Romy a éclaté de rire, pas le directeur.
— Ce genre de comportement ne peut pas être toléré chez nous. Le personnel d’étage rassemble vos effets personnels en ce moment même. Notre service de limousine vous raccompagnera à l’aéroport. Nous ne souhaitons pas prolonger votre présence en notre établissement. Merci de votre compréhension. Nous allons devoir moderniser notre politique en interdisant définitivement cette clinique aux chiens, aux enfants et aux robots.
— Oh ça va, ce sont des plaisanteries de gamins…
— Je ne sais pas si ce style de plaisanteries est normal en France mais en tout cas le harcèlement sexuel est très répréhensible en Autriche.
— Mais Docteur, j’ai payé pour dix jours de détoxification-lasérisation sanguine !
— Estimez-vous heureux si nous ne prévenons pas la police de Klagenfurt. Vous avez de la chance que nos clientes ne portent pas plainte, j’ai eu beaucoup de mal à les calmer. Personne ne tient à ébruiter cette affaire.

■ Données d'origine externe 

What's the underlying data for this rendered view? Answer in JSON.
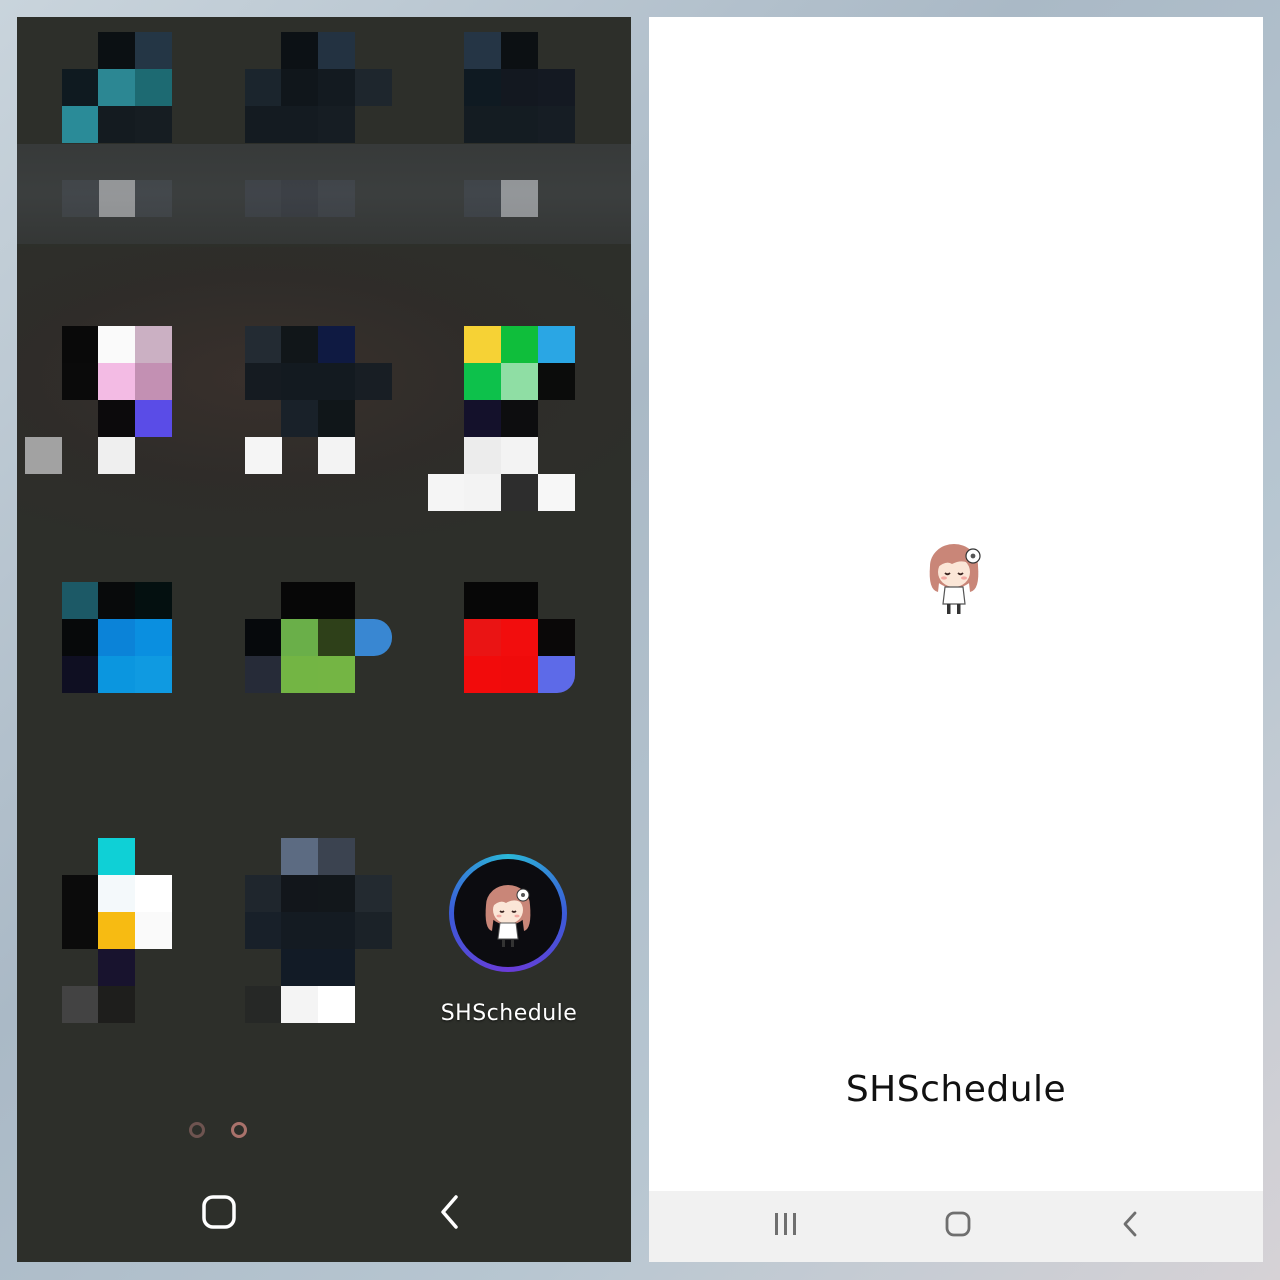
{
  "home_screen": {
    "shschedule_app": {
      "label": "SHSchedule",
      "icon": "girl-avatar-icon",
      "ring_colors": [
        "#2bb8d8",
        "#3b5bd8",
        "#6a3bd8"
      ]
    },
    "pixelated_apps_note_hidden": true,
    "page_indicator": {
      "pages": 2,
      "current": 2
    },
    "navbar": {
      "buttons": [
        "home-icon",
        "back-icon"
      ]
    },
    "background": "#2d2f2a"
  },
  "splash_screen": {
    "title": "SHSchedule",
    "figure": "girl-avatar-icon",
    "background": "#ffffff",
    "navbar": {
      "buttons": [
        "recents-icon",
        "home-icon",
        "back-icon"
      ],
      "background": "#f1f1f1"
    }
  }
}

— Je détecte une tension particulière dans cette assemblée humaine, a dit Pepper. Syntax error 432. L’Autriche est le pays natal de Mozart et Hitler.
Le personnel nous a raccompagnés froidement mais fermement à la sortie de l’hôtel. Nous sommes montés dans une Mercedes noire qui a démarré immédiatement.
— J’ai faim, ai-je dit. Romy, t’aurais pas dû lui apprendre à tripoter les gens.
— C’est pas moi ! Il invente des trucs, je te jure !
— Monsieur a exprimé sa faim. Sachez que les restaurants Burger King proposent un menu promotionnel avec Double Whopper-frites-boisson pour seulement 4,95 €, a dit Pepper (car la société SoftBank Robotics avait signé un contrat publicitaire avec la chaîne de fast-foods américains). Vous voyez : je suis cap d’être cool.
J’ai demandé au chauffeur de suivre le GPS de Pepper jusqu’au Burger King le plus proche.
— À 3 kilomètres, tournez à droite, a dit Pepper. Je suis cap de toucher des culs de salopes.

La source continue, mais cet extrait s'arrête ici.